Exactly, I started to get much better when I went back for my PhD. Before that I would have considered myself an average student, but when I was earning my PhD my department chair told me that I was the most well rounded student he had seen in quite a few years based on my qualifying exams grade spread as opposed to some of the others who aced a section but nearly flunked others, I didn't either, but was nearly consistent in all the different sections.
Locrian
#6
Nov26-07, 10:22 AM
P: 1,737
My GPA as an undergrad was probably 2.5 in physics classes - maybe worse! I worked for a few years and that really straightened me out. I would say that as a grad student I perform better than most of my peers, but certainly not all of them.
Benzoate
#7
Nov26-07, 11:59 PM
P: 569
Quote Quote by Locrian View Post
My GPA as an undergrad was probably 2.5 in physics classes - maybe worse! I worked for a few years and that really straightened me out. I would say that as a grad student I perform better than most of my peers, but certainly not all of them.

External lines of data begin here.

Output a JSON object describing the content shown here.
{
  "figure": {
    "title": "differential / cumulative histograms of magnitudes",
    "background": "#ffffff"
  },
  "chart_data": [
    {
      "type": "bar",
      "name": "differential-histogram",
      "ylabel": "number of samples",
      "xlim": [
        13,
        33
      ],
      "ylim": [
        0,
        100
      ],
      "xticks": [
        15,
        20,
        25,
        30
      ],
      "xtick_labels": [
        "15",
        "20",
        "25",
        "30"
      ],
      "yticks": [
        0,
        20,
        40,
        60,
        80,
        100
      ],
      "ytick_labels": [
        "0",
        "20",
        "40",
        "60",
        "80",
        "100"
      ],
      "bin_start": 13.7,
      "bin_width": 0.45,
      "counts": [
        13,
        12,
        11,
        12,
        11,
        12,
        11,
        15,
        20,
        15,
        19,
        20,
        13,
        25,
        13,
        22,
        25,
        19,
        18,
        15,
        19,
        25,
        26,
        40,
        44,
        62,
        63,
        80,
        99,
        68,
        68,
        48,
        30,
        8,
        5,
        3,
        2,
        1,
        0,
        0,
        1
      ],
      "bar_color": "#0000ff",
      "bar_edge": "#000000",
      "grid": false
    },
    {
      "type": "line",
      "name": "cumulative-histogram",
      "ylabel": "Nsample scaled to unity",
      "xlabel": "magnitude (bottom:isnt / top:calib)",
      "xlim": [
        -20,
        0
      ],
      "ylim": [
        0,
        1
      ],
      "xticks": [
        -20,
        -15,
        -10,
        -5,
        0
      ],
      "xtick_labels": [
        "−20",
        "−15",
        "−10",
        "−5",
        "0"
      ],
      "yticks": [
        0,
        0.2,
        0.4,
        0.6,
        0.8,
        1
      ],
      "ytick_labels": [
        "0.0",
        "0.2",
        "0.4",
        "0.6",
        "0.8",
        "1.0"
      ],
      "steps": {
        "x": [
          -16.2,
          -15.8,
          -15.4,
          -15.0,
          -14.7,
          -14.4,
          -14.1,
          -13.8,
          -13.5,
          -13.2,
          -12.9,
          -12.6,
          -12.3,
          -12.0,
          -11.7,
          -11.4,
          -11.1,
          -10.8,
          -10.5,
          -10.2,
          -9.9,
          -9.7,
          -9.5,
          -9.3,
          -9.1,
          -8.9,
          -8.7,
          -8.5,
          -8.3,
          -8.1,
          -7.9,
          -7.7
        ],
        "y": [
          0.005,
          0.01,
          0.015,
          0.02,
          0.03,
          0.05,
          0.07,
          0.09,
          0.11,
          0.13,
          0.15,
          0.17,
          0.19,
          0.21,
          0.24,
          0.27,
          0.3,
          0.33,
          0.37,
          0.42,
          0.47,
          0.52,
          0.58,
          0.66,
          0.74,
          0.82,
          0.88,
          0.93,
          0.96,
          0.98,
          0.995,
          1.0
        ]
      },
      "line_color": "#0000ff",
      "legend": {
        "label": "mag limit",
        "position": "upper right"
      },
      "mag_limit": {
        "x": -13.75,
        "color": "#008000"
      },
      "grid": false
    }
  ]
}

u were able to apply to grad school with a 2.5 GPA? Thats excellent. That makes me feel better because I have a 2.5 GPA right now and I been fearing that my GPA will not increase as I add more and more credit hours; I thought grad schools only accept students with a 3.0 GPA or higher? Would you say most of your peers had a GPA of a 3.0 or higher? At the end of your senior year, were you anxious about job prospects since you had a low GPA as an undergrad?
Mororvia
#8
Nov27-07, 09:23 AM
P: 262
You'll be able to get in to some schools with a 2.5 GPA (mine was similar) but your choices will be extremely limited. I applied to a small school with a Masters program. I wouldn't expect to receive funding from the department from being a TA or RA necessarily either. Those are usually reserved for PhD students. Some do offer it for Masters students though.

Continue to try to raise your GPA and knock out a good GRE score and you should be able to get in somewhere. Good luck!